Bulk handling of finished compost is partially automated by electric powered transfer conveyors that carry the product from the screens to the storage area without double handling, eliminating the need for a diesel loader. Two-thirds of the finished compost is sold to the agricultural market. Revenues have actually increased for the compost, instead of decreasing them as many plastic handling composters have experienced. From Fiscal Year (FY) 2009-2010 to FY 2011-2012, revenues more than tripled to almost $150,000.

Cost And Diversion Data

The cost of composting food waste and packaging on a large scale has remained about the same as regular green waste processing, ranging from $28 to $32/ton. The operation is efficient as it uses existing equipment and facility infrastructure with minimal extra steps. Collection is accomplished by simple rerouting of existing collection operations, using equipment freed up by reduced disposal. Composting is accomplished by blending in food waste and wrapper feedstock to an existing green waste composting operation. These operational efficiencies are quite good; however, the program’s fundamental purpose of composting wrapper material makes it achieve a much greater percentage of food waste diversion compared to conventional programs.

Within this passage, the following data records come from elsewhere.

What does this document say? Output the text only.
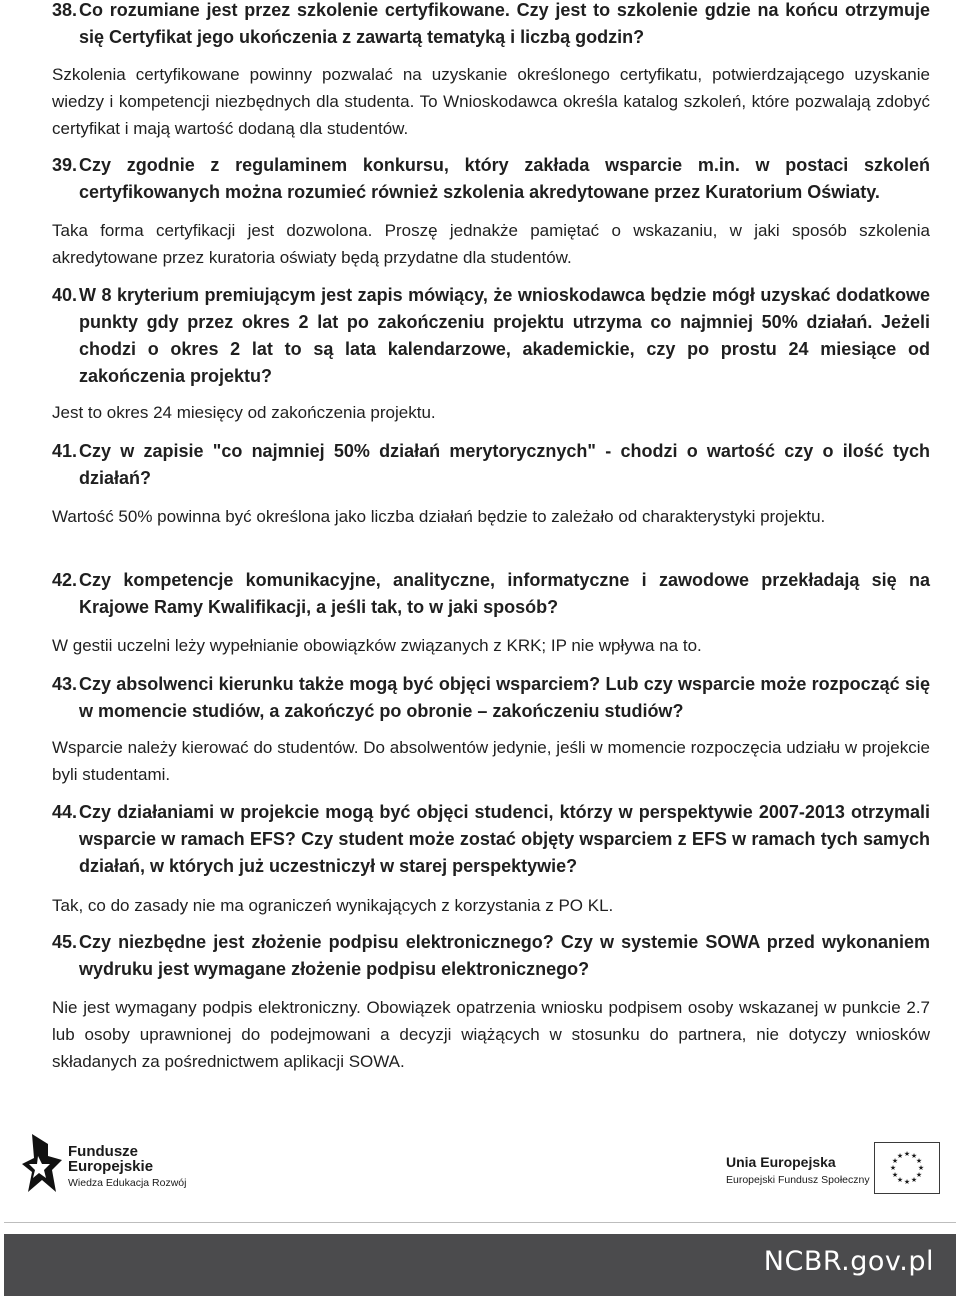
38. Co rozumiane jest przez szkolenie certyfikowane. Czy jest to szkolenie gdzie na końcu otrzymuje się Certyfikat jego ukończenia z zawartą tematyką i liczbą godzin?
Szkolenia certyfikowane powinny pozwalać na uzyskanie określonego certyfikatu, potwierdzającego uzyskanie wiedzy i kompetencji niezbędnych dla studenta. To Wnioskodawca określa katalog szkoleń, które pozwalają zdobyć certyfikat i mają wartość dodaną dla studentów.
39. Czy zgodnie z regulaminem konkursu, który zakłada wsparcie m.in. w postaci szkoleń certyfikowanych można rozumieć również szkolenia akredytowane przez Kuratorium Oświaty.
Taka forma certyfikacji jest dozwolona. Proszę jednakże pamiętać o wskazaniu, w jaki sposób szkolenia akredytowane przez kuratoria oświaty będą przydatne dla studentów.
40. W 8 kryterium premiującym jest zapis mówiący, że wnioskodawca będzie mógł uzyskać dodatkowe punkty gdy przez okres 2 lat po zakończeniu projektu utrzyma co najmniej 50% działań. Jeżeli chodzi o okres 2 lat to są lata kalendarzowe, akademickie, czy po prostu 24 miesiące od zakończenia projektu?
Jest to okres 24 miesięcy od zakończenia projektu.
41. Czy w zapisie "co najmniej 50% działań merytorycznych" - chodzi o wartość czy o ilość tych działań?
Wartość 50% powinna być określona jako liczba działań będzie to zależało od charakterystyki projektu.
42. Czy kompetencje komunikacyjne, analityczne, informatyczne i zawodowe przekładają się na Krajowe Ramy Kwalifikacji, a jeśli tak, to w jaki sposób?
W gestii uczelni leży wypełnianie obowiązków związanych z KRK; IP nie wpływa na to.
43. Czy absolwenci kierunku także mogą być objęci wsparciem? Lub czy wsparcie może rozpocząć się w momencie studiów, a zakończyć po obronie – zakończeniu studiów?
Wsparcie należy kierować do studentów. Do absolwentów jedynie, jeśli w momencie rozpoczęcia udziału w projekcie byli studentami.
44. Czy działaniami w projekcie mogą być objęci studenci, którzy w perspektywie 2007-2013 otrzymali wsparcie w ramach EFS? Czy student może zostać objęty wsparciem z EFS w ramach tych samych działań, w których już uczestniczył w starej perspektywie?
Tak, co do zasady nie ma ograniczeń wynikających z korzystania z PO KL.
45. Czy niezbędne jest złożenie podpisu elektronicznego? Czy w systemie SOWA przed wykonaniem wydruku jest wymagane złożenie podpisu elektronicznego?
Nie jest wymagany podpis elektroniczny. Obowiązek opatrzenia wniosku podpisem osoby wskazanej w punkcie 2.7 lub osoby uprawnionej do podejmowani a decyzji wiążących w stosunku do partnera, nie dotyczy wniosków składanych za pośrednictwem aplikacji SOWA.
Fundusze
Europejskie
Wiedza Edukacja Rozwój
Unia Europejska
Europejski Fundusz Społeczny
★ ★
★
★
★
★
★
★
★
★
★
★
NCBR.gov.pl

Based on the tonnage already collected for 2012, there has been over a four-fold increase from the tonnage recycled during the same period in 2011. Continuing with this trend, there will be a projected increase of 11,931 tons of recycled organic materials from 2011 to 2012. By the end of 2012, with the organics collected during the pilot period, nearly 25,000 tons of material will have been diverted from the landfills and reused as compost. The schools are experiencing cost savings with regard to collection. The cost for trash service only for a 12 month period (prior to implementation of FWCS) is estimated at $14,145. The 3-stream approach — compost (FWCS), recycle and trash — is estimated at $6,194 for a 12-month period.

Education

The Food and Wrapper Composting program has been extremely successful in raising awareness in the community — especially among students. A significant amount of time is given by City of Bakersfield staff for education. For example, two outgoing and kid-friendly refuse truck drivers were chosen for special duty to present the composting program to the students, with great success. Simple, but illustrative visuals are used to reinforce the message.

After the food waste has been turned into compost, the same refuse truck drivers bring back samples of the material for students to examine and use in school gardens. Education and awareness is also achieved by guided tours of the green waste facility that show the steps needed for food waste to become compost. Although Bakersfield does not currently recycle postconsumer residential food waste, it will be much easier to plan and execute such a program in the future as these children grow up with the awareness created by this system.

Kevin Barnes is the Solid Waste Director for the City of Bakersfield, California. He grew up in the refuse business, and enjoys using his 35 years of experience to face new challenges.